Here (http://www.youtube.com/watch?v=aSXvDAM2XNU) is an older "video" (looks like reel to reel remastered) of the master, though I'm not sure which one he is. (Could probably figure it out with study; I'm guessing the person on the left based on the fluidity of his moves.)

Here is Angel's Disciples site (http://www.angelsdisciples.net/).

Here is a controversial book (http://www.amazon.com/Secrets-Cabales-Serrada-Escrima-Series/dp/0804831815) (see reviews) about Angel Cabales style.

Owen Sparks
July 7, 2012, 09:41 PM
Interesting videos, but the chances against you getting in a real stick on stick self-defense situation against a skilled criminal assailant are astronomical.
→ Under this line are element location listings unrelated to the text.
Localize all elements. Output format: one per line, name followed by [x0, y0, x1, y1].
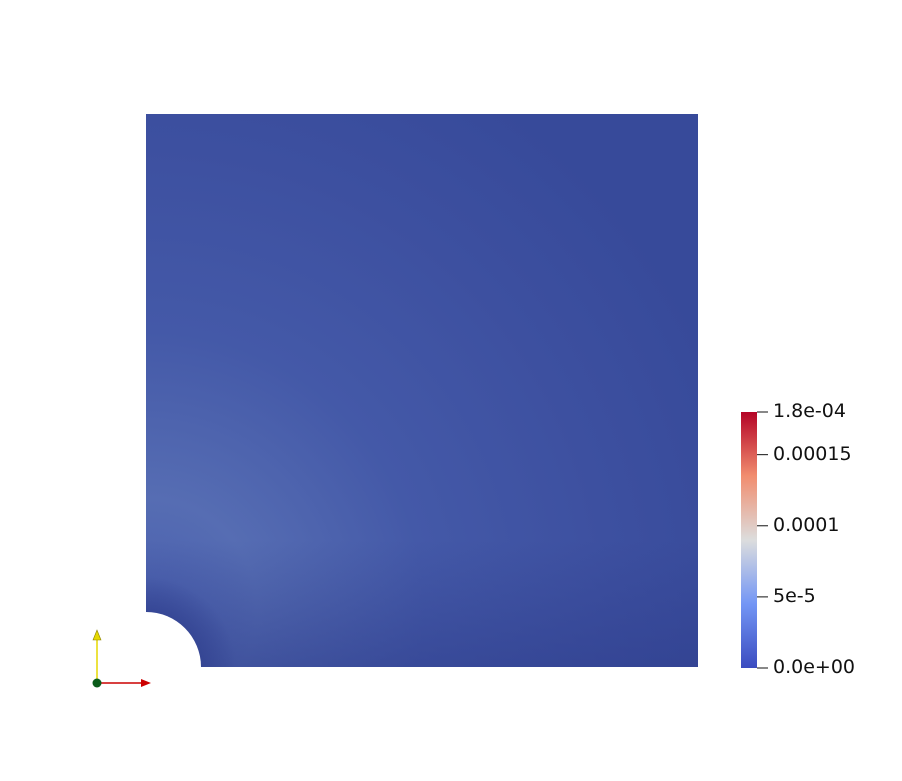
x-axis-arrowhead — [141, 679, 151, 687]
colorbar-tick-label-1: 0.00015 — [773, 442, 852, 465]
field-plot — [146, 114, 698, 667]
colorbar-gradient — [741, 412, 757, 668]
colorbar-tick-label-4: 0.0e+00 — [773, 656, 856, 678]
y-axis-arrowhead — [92, 629, 102, 641]
field-hole-shade — [146, 560, 266, 667]
colorbar — [741, 411, 768, 669]
colorbar-tick-label-2: 0.0001 — [773, 513, 840, 536]
orientation-axes — [92, 629, 151, 688]
colorbar-ticks — [757, 411, 768, 669]
colorbar-tick-label-3: 5e-5 — [773, 584, 816, 607]
origin-marker — [92, 678, 102, 688]
colorbar-tick-label-0: 1.8e-04 — [773, 400, 846, 422]
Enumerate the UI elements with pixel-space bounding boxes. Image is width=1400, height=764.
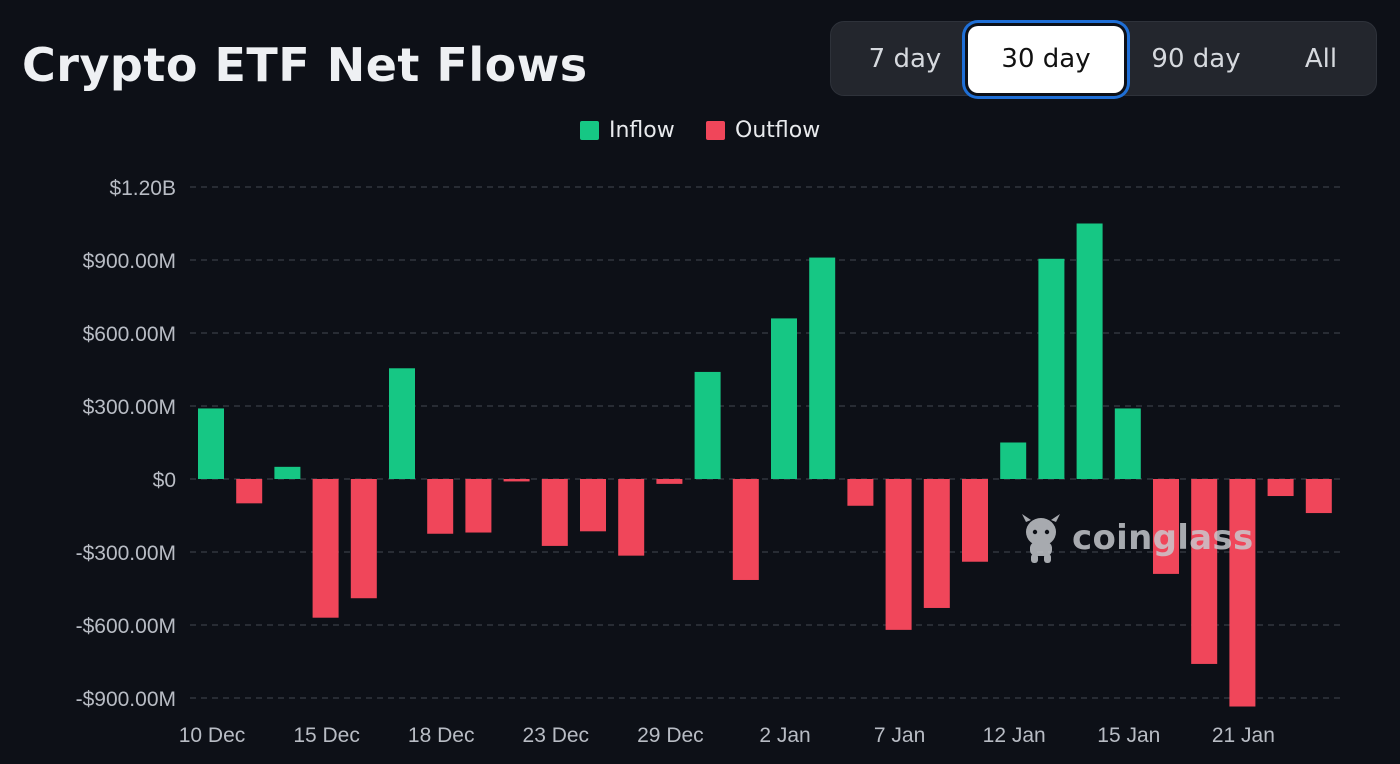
range-all-button[interactable]: All bbox=[1304, 44, 1338, 74]
outflow-bar bbox=[350, 479, 377, 599]
outflow-bar bbox=[503, 479, 530, 482]
inflow-bar bbox=[1038, 258, 1065, 479]
inflow-bar bbox=[389, 368, 415, 479]
y-tick-label: $300.00M bbox=[83, 396, 176, 419]
inflow-bar bbox=[1114, 408, 1141, 479]
x-tick-label: 23 Dec bbox=[523, 724, 590, 747]
y-tick-label: $0 bbox=[153, 469, 176, 492]
legend-item-inflow[interactable]: Inflow bbox=[580, 118, 675, 143]
range-7-day-button[interactable]: 7 day bbox=[868, 44, 942, 74]
y-tick-label: $600.00M bbox=[83, 323, 176, 346]
inflow-bar bbox=[274, 466, 301, 479]
outflow-swatch bbox=[706, 121, 725, 140]
x-tick-label: 2 Jan bbox=[759, 724, 810, 747]
x-tick-label: 12 Jan bbox=[983, 724, 1046, 747]
x-tick-label: 15 Jan bbox=[1097, 724, 1160, 747]
outflow-bar bbox=[1153, 479, 1179, 574]
x-tick-label: 18 Dec bbox=[408, 724, 475, 747]
x-tick-label: 21 Jan bbox=[1212, 724, 1275, 747]
y-tick-label: $900.00M bbox=[83, 250, 176, 273]
x-tick-label: 15 Dec bbox=[293, 724, 360, 747]
outflow-bar bbox=[312, 479, 339, 618]
coinglass-mascot-icon bbox=[1022, 514, 1060, 563]
outflow-bar bbox=[1191, 479, 1218, 664]
outflow-bar bbox=[885, 479, 912, 630]
y-tick-label: -$900.00M bbox=[76, 688, 176, 711]
inflow-bar bbox=[1000, 442, 1027, 479]
inflow-bar bbox=[694, 371, 721, 479]
outflow-bar bbox=[923, 479, 950, 608]
y-tick-label: -$300.00M bbox=[76, 542, 176, 565]
range-30-day-button[interactable]: 30 day bbox=[968, 26, 1124, 93]
inflow-bar bbox=[198, 408, 224, 479]
range-90-day-button[interactable]: 90 day bbox=[1151, 44, 1241, 74]
y-tick-label: -$600.00M bbox=[76, 615, 176, 638]
inflow-swatch bbox=[580, 121, 599, 140]
coinglass-watermark: coinglass bbox=[1018, 512, 1253, 564]
time-range-selector: 7 day 30 day 90 day All bbox=[830, 21, 1377, 96]
watermark-text: coinglass bbox=[1072, 518, 1254, 558]
outflow-bar bbox=[618, 479, 645, 556]
outflow-bar bbox=[656, 479, 683, 484]
inflow-bar bbox=[809, 257, 836, 479]
x-tick-label: 7 Jan bbox=[874, 724, 925, 747]
outflow-bar bbox=[847, 479, 874, 506]
chart-legend: Inflow Outflow bbox=[0, 118, 1400, 146]
legend-item-outflow[interactable]: Outflow bbox=[706, 118, 820, 143]
outflow-bar bbox=[236, 479, 263, 504]
page-title: Crypto ETF Net Flows bbox=[22, 38, 588, 92]
outflow-bar bbox=[541, 479, 568, 546]
x-tick-label: 10 Dec bbox=[179, 724, 246, 747]
outflow-bar bbox=[465, 479, 492, 533]
inflow-bar bbox=[1076, 223, 1103, 479]
legend-label-inflow: Inflow bbox=[609, 118, 675, 143]
outflow-bar bbox=[1229, 479, 1256, 707]
inflow-bar bbox=[771, 318, 797, 479]
legend-label-outflow: Outflow bbox=[735, 118, 821, 143]
outflow-bar bbox=[962, 479, 988, 562]
outflow-bar bbox=[732, 479, 759, 580]
y-tick-label: $1.20B bbox=[109, 177, 176, 200]
outflow-bar bbox=[580, 479, 606, 532]
x-tick-label: 29 Dec bbox=[637, 724, 704, 747]
outflow-bar bbox=[1267, 479, 1294, 497]
outflow-bar bbox=[1305, 479, 1332, 514]
outflow-bar bbox=[427, 479, 454, 534]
I prefer to focus on the 99.9% probability that even if the bad guy has a stick he will not know much beyond how to hit. Case in point, I live near a city with a day time population of about 100,000 and there are probably not 50 people here capable of blocking and trapping with a stick and I KNOW MOST ALL OF THEM. Highly trained martial artists are disciplined people that will NOT be out mugging folks and initiating aggression against peaceful strangers. If you will just learn the basics of how to hit and move it will put you way ahead of at least 999 out of a thousand potential criminal assailants. The stick against stick interaction is fun but should not be the focus of your training because it will never happen outside of class.

Nematocyst
July 7, 2012, 09:59 PM
Owen, I very much agree, and didn't mean to imply by posting the link to the video means that I'm concerned about stick-on-stick. In the Philippines, it's an issue, but not where I live. (Especially where I live; Escrima is not taught within 100 mi of here at least.)

My interest in that video and other escrima/kali/arni videos is in basic strikes and blocks that could be used against knives or hands, and the way Angel manipulated and used the space.

Owen Sparks
July 7, 2012, 10:43 PM
Any opportunity to train with a stick is good. My point is that we should not get so caught up in the sporting aspects of stick fighting that really amount to a voluntary duel between martial artists using very light pieced of rattan. That sort of thing is not going to happen in the Wall-Mart parking lot. Some thug with a knife demanding your wallet is a thousand times more likely. You need to train to hit hard with the heaviest stick that you can handle to end the threat. Ever handle a fencing foil? it feels like a car antena in your hand compaired to a real sword. That is what rattan feels like after training with a solid piece of osage, hickory or a steel pipe.